Dünyadaki ülkelere bakıldığında aşılamasını büyük oranda tamamlamış ülkelerin maske, kapalı alan gibi kısıtlamaları sıfıra indirdiğini hatırlatan Prof. Dr. Sakarya, "Şunu söyleyebilirim ki, aşılanmış popülasyonun hiç biri hasta olarak yatmıyor. Geçtiğimiz kasım-aralık ayında hastaneleri dolduran 60-65 yaş grubundaki hastalar artık yok. Serviste ve yoğun bakımda yatan hastaların yaş ortalaması 40. Hatta bebekler ve çocuklar yatıyor. Demek ki aşı işe yarıyor. Bu nedenle çok hızlı bir şekilde aşılamaya geçemiz lazım. İşin kötüsü, biz zaman kaybederken, yeni gelişen mutasyonlar, aşı kaçağı mutasyonlar olursa tüm aşılama önlemleri boşa gidecek” diye konuştu.
Dünyada hasta sayısına oranla ölüm sayısının en az olan ülkelerden birisinin Türkiye olduğuna dikkat çeken Prof. Dr. Serhan Sakarya, bunun altında yatan sebebin ise sağlık personelinin özverili çalışması olarak işaret etti. Prof. Dr. Sakarya, "2000-2005 yılına kadar dünyanın en büyük hayvan aşı üreticisi olan ülke Türkiye'ydi.
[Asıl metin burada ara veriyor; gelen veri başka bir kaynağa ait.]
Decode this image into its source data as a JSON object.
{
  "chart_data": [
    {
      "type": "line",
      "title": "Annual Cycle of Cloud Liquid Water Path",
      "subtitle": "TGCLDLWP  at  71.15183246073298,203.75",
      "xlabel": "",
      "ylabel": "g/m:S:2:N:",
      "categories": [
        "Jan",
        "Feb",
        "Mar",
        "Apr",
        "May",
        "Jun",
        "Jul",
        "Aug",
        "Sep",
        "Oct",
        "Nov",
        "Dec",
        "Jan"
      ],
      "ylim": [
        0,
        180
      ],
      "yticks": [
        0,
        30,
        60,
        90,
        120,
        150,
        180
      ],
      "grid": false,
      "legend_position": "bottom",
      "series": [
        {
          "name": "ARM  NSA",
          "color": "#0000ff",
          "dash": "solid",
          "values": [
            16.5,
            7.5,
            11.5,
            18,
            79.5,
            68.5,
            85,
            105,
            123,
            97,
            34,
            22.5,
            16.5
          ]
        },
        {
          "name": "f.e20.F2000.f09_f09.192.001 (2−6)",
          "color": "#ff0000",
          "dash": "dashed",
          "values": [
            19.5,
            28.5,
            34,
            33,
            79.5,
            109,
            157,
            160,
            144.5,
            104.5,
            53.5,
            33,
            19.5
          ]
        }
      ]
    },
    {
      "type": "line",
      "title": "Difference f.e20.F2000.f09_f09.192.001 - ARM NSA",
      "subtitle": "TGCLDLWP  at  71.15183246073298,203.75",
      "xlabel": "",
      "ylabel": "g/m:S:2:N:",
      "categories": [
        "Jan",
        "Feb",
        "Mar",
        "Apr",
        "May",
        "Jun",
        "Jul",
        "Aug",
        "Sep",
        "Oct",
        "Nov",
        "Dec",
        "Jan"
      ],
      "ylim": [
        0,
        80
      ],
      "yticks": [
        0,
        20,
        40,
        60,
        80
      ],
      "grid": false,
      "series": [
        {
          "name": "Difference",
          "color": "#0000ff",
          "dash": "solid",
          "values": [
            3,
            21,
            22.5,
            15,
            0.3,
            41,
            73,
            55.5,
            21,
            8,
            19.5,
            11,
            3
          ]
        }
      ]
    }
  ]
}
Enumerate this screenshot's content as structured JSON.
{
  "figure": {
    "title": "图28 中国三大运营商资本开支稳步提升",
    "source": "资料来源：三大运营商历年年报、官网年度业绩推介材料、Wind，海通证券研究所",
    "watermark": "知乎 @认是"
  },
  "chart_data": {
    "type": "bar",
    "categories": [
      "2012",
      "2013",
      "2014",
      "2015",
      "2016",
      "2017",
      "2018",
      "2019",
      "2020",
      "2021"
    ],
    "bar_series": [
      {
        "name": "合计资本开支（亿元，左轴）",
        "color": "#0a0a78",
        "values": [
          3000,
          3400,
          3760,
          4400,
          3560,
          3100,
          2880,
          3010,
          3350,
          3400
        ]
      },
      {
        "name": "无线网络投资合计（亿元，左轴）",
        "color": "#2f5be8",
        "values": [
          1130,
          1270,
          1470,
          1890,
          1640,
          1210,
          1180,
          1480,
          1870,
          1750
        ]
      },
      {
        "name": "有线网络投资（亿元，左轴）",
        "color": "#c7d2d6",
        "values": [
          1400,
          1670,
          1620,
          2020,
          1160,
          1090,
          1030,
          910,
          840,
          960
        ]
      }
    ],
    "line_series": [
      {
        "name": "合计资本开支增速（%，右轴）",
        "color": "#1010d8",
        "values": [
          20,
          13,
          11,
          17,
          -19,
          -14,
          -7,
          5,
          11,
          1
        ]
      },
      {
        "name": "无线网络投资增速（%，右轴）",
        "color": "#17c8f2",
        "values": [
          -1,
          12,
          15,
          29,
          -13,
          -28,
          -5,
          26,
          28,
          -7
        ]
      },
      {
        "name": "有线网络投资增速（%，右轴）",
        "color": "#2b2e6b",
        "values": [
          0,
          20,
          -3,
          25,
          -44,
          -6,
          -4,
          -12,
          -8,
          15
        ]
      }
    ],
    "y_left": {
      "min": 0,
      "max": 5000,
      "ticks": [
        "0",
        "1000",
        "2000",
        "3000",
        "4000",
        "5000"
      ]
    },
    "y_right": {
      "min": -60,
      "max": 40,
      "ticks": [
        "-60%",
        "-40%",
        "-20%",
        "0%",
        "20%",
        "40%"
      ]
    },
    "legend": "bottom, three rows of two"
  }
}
Biz bu teknolojiye sahiptik ve ne yazık ki şu an aşı yapamıyoruz. Tahminim yaz aylarını geçtiğimiz yaz ayı gibi geçireceğiz. Ancak eylül-ekim aylarına kadar yüzde 75 aşılamaya çıkamazsak, kasım-aralık ayı kabus ayları olacak. Daha da kötüsü, ocak- şubat aylarında aşılarını olan kişilerin de aşıları boşa gidecek. Bu nedenle aşılama işini mutlaka yapmamız gerekiyor" şeklinde konuştu.